8-9 p.m.: Write the Declaration of Independence with the letters from a box of Alpha-Bits.
9-10 p.m.: Help with homework. Kids give up on me when I tell them I forgot my social studies book.
10-11 p.m.: Forget to remember whatever it was I was trying not to forget to remember. Click on Monday Night Football. Remember it's Wednesday. Where does the time go?
11 p.m.-midnight: Want some ice cream. Can't find it.
Midnight-1 a.m.: Jack Bauer took a year off after last year. What'd he do with all that free time, save a galaxy?
1-2 a.m.: Search for remote: In pantry, on mantel, underneath child, in sock drawer. Between couch cushions. In Waynesville. Find remote on top of TV. There's Conan.
2-3 a.m.: Ponder which shoulder to sleep on.
3-4 a.m.: Left.
4-5 a.m.: Ice cream is in trunk of car. Oh, yeah. Now I remember.
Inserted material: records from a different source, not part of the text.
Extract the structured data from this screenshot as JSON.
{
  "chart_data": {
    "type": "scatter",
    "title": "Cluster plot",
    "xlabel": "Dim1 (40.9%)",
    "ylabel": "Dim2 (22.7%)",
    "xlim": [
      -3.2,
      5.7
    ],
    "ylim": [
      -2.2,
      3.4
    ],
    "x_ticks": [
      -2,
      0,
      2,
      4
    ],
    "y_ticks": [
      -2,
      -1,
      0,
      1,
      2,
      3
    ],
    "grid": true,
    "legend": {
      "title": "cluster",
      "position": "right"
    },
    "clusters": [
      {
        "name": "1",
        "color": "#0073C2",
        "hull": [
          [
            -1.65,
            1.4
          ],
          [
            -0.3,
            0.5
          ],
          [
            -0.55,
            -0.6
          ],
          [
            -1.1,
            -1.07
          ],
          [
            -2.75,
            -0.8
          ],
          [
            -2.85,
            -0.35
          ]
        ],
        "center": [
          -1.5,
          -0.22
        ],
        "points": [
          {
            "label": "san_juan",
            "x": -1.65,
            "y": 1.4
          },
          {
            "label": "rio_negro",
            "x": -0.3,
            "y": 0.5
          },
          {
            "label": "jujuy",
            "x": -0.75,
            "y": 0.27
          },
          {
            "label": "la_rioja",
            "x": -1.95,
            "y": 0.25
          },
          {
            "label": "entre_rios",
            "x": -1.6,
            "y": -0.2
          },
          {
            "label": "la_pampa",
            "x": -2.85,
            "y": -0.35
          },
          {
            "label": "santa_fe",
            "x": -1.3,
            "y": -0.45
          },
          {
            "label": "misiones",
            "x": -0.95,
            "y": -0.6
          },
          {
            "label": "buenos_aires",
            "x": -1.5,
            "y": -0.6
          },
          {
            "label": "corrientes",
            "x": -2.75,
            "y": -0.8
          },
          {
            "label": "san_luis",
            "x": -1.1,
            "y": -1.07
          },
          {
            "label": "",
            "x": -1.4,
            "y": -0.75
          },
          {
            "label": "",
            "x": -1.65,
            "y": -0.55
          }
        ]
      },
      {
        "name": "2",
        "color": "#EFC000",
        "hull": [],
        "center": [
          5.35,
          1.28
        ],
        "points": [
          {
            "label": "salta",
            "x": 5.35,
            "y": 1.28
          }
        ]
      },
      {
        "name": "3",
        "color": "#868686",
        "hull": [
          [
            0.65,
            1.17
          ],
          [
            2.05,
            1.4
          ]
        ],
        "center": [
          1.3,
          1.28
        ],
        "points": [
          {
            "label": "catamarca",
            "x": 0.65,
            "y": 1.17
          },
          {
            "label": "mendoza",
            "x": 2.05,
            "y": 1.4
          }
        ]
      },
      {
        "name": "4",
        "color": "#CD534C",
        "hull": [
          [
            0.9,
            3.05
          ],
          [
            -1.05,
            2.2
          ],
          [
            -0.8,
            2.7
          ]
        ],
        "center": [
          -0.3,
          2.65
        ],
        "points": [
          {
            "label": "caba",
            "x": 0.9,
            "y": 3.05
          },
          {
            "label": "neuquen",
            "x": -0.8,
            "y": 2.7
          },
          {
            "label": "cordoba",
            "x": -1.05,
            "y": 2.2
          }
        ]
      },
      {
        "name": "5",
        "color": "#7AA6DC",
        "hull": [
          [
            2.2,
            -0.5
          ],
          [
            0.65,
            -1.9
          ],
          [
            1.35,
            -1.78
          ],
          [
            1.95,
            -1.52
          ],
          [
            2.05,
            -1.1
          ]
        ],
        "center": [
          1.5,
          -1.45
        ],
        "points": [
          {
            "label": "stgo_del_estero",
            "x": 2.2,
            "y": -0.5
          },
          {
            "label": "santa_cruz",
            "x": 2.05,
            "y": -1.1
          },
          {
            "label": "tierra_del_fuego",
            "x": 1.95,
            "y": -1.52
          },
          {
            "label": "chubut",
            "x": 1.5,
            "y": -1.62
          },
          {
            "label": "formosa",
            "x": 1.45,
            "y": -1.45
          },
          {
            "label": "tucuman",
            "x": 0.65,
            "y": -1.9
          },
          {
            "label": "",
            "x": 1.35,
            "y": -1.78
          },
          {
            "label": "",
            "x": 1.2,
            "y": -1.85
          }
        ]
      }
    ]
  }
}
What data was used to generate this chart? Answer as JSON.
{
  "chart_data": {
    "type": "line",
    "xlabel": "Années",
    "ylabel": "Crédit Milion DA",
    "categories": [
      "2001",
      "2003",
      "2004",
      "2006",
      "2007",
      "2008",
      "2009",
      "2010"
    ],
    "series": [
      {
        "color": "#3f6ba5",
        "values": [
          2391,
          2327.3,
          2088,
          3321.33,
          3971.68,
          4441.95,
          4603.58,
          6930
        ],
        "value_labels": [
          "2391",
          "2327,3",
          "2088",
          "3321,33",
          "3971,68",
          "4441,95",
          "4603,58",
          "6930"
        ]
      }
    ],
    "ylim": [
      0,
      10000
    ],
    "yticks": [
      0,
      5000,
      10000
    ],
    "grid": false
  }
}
5-6 a.m.: Shower. Bath mat on carpeted floor in front of shower moves, to over by sink, a foot at least. Does this every day. It's some kind of trick.
6-7 a.m.: Can't find glasses. Search for glasses: On nightstand, on counter by door, on roof. Between couch cushions.
7-8 a.m.: Locate glasses on bridge of nose.
8-9 a.m.: Plan to watch taped episode of 24. Is it real time if it's taped? If I speed through the commercials, does Jack have to, you know, move faster? What does he do while we're watching car ads?
Questions meaningless. Can't find remote.